Thursday, September 13, 2012

Reflecting Upon My Own School Experiences

I had rather drastically different middle and high school experiences. I went to a little country school for K-8th grade (Lascassas Elementary). We're talking kids used to conjure up Bloody Mary and the Bell Witch of Tennessee (who was a relative of our librarian, she had a genealogy and non-fiction book about her in the library to prove it) during recess and then baptise themselves in the stream at the back of the playground. It was more of a middle-school setting because I graduated in a class of 60 and followed with the same class from 6-8th grade. Since there were so few students, we had very few extra programs, teams, and such. But it was also very personal.

We joined the city kids at one of the large public high school, Oakland High School, after graduating. I had a class of 470 when I graduated. At the time, there were only 2 public high schools in our town and they were extremely overcrowded. In the last 10 years, they have built 2 additional schools. The original two schools were rather diverse. They really just took the kids who came from the two sides of a large town which created two socioeconomically and racially diverse high schools, and I think that was helpful to me. Even though I took honors classes and roamed the halls rather clueless about what was going on in some of my peers' lives, I had glimpses of diversity, and it was good for me. With the addition of the 2 new schools, many of the best teachers from my high school experience left to go one of the new schools, and I have heard now that Oakland is now the "rough" school.

I was a really busy high schooler. I swam, sang in a choir, headed up one of the Christian organizations, took multiple instrument and voice lessons, was really active in my church, and did all of my homework. Perfectly. Because if you haven't noticed yet. I was an over-achiever. Thus, it wasn't unheard of for me to have a day that looked like this--

  • 5:00 - swim practice
  • 7:25 - meet with my best friend in the parking lot of the school and read. For fun. In her car. 
  • 7:45 - school 
  • 3:00 - swim practice
  • 5:30 - cello lesson
  • 6:30 - church activity
  • 8:30 - homework
  • 9:30 - bed. (Yes, I also went to bed at 9:30 as a high schooler.) 
As you may have gathered from my description of myself, I wasn't entirely "with it" as a teen. I was a bit of a geek. I was in a bubble of achievement, and I had no idea what other kids do after school until they went to bed after midnight. Additionally, I took pretty much entirely honors classes, music, and art, and so even my school time was spent in a bubble of achievement. I sat eating homemade salads and grilled chicken for lunch, and I have *no idea* what our cafeteria served, but I'm suspicious it wasn't salad and grilled chicken.

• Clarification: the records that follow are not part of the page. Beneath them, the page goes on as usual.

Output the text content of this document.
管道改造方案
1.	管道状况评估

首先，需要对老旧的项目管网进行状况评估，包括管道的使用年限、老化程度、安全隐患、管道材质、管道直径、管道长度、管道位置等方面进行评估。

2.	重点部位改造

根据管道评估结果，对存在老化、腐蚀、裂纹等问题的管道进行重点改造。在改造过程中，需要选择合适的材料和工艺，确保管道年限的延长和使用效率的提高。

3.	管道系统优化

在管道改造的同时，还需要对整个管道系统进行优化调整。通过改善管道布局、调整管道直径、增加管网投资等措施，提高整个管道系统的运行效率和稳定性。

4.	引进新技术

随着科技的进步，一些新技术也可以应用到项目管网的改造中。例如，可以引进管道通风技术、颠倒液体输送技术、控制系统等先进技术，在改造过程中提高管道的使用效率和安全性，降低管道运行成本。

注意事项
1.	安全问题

I remember many quirky teachers who in the end probably taught us well, but I don't have this grand-impact memory about most of them. In retrospect, I don't think I stood out to teachers. I think I was maybe uninterestingly studious. (The same held true for college.) While most people I know have a teacher who connected with them in some way and interested them in the subject matter or life in general, I never really had a teacher who seemed to care about me. So, there are a few whose classes I remember fondly because I liked the content myself or because I felt they taught particularly well - Mr. Gardner (8th grade Algebra), Mrs. Daniels (described in a previous post), Mrs. Frazier (French).

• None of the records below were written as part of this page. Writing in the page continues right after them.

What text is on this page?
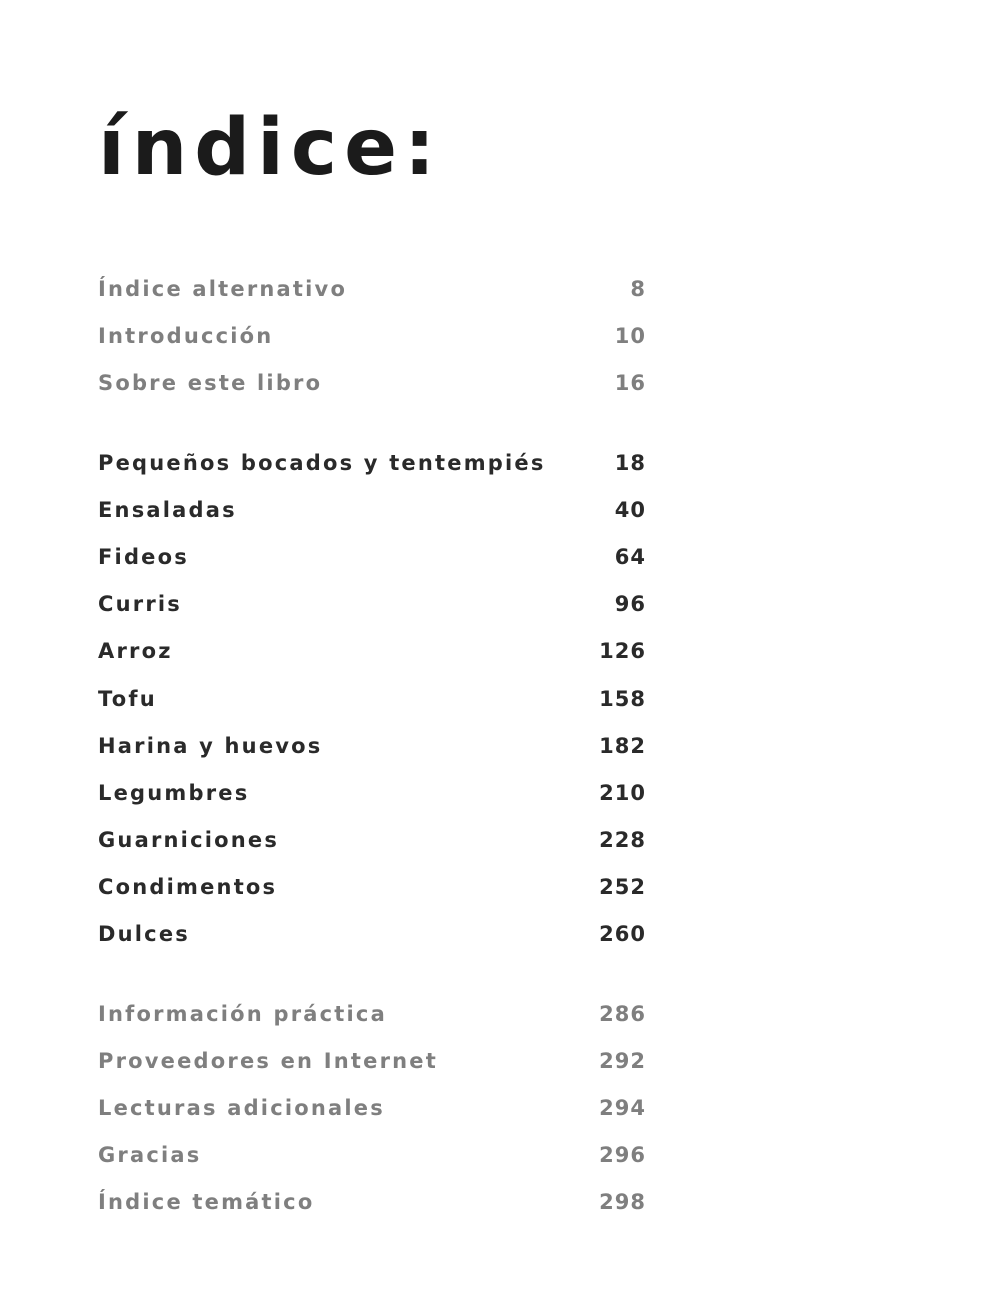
índice:
Índice alternativo	8
Introducción	10
Sobre este libro	16
Pequeños bocados y tentempiés	18
Ensaladas	40
Fideos	64
Curris	96
Arroz	126
Tofu	158
Harina y huevos	182
Legumbres	210
Guarniciones	228
Condimentos	252
Dulces	260
Información práctica	286
Proveedores en Internet	292
Lecturas adicionales	294
Gracias	296
Índice temático	298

I would love to forget my Algebra 2 class, please. My memory of the teacher is that she was a terribly poor communicator. I don't know if she knew the Algebra 2 content or not, but whatever content she knew was lost in the distraction of her saying "coocolator" and speaking unclearly. Some students openly mocked her, I squirmed through class and wished the painful experience was over, for everyone involved. After that class, I remember taking the textbook home and reading it on my own and doing the exercises over the summer, making sure I had the content knowledge for my Trig/Pre-Calc class. Again, yes, I was that student.

I don't remember much peer or parental pressure. I think one would argue that if my sister and I were both so driven, we had to have had parental pressure, but if we did, it was masterfully subversive. I do remember wanting to have romantic interests and my parents refusing. But I didn't have any particular candidates banging at my door, so even if I wanted to, there was no opportunity to go behind their backs and make out or whatever anyway.

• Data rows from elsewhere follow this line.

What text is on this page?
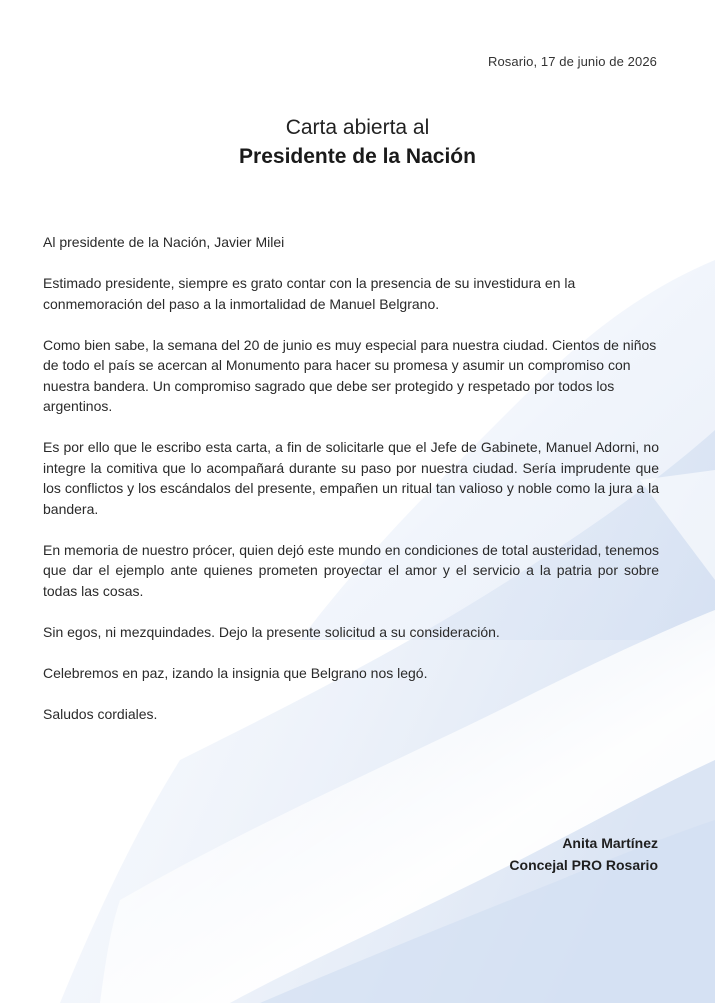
Rosario, 17 de junio de 2026
Carta abierta al
Presidente de la Nación

Al presidente de la Nación, Javier Milei

Estimado presidente, siempre es grato contar con la presencia de su investidura en la conmemoración del paso a la inmortalidad de Manuel Belgrano.

Como bien sabe, la semana del 20 de junio es muy especial para nuestra ciudad. Cientos de niños de todo el país se acercan al Monumento para hacer su promesa y asumir un compromiso con nuestra bandera. Un compromiso sagrado que debe ser protegido y respetado por todos los argentinos.

Es por ello que le escribo esta carta, a fin de solicitarle que el Jefe de Gabinete, Manuel Adorni, no integre la comitiva que lo acompañará durante su paso por nuestra ciudad. Sería imprudente que los conflictos y los escándalos del presente, empañen un ritual tan valioso y noble como la jura a la bandera.

En memoria de nuestro prócer, quien dejó este mundo en condiciones de total austeridad, tenemos que dar el ejemplo ante quienes prometen proyectar el amor y el servicio a la patria por sobre todas las cosas.

Sin egos, ni mezquindades. Dejo la presente solicitud a su consideración.

Celebremos en paz, izando la insignia que Belgrano nos legó.

Saludos cordiales.

Anita Martínez
Concejal PRO Rosario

And I just didn't have time to have peer pressure. I do remember my date to prom wanting to kiss me, and I just wasn't into him, and so I started throwing my shoes at the ducks and chasing them to disperse some of the pressure. Smooth.

I think I felt undesirable and isolated. I knew subconsciously that I lived a different life from most of the people around me, and I watched crush after crush go and find more classic girlfriends. But I was also pretty happy and self-confident that I had my future interests in mind. Call it a swan-complex, but I knew that I was a bit awkward and undesirable to teens but that I was talented, smart, and driven and I could make it in the world at large. I also had several good friends and didn't really want from activity. It kept me out of trouble.

1 comment:

  1. Thanks for sharing.

    What was it about Mr. Gardner, Mrs. Daniels, and Mrs. Frazier that made them "good" in your mind: what did they "DO"?

    What did you learn about your own practice from them? . . . from your Algebra teacher?

    How does your own experience at this age inform your practice as a teacher of those at this age?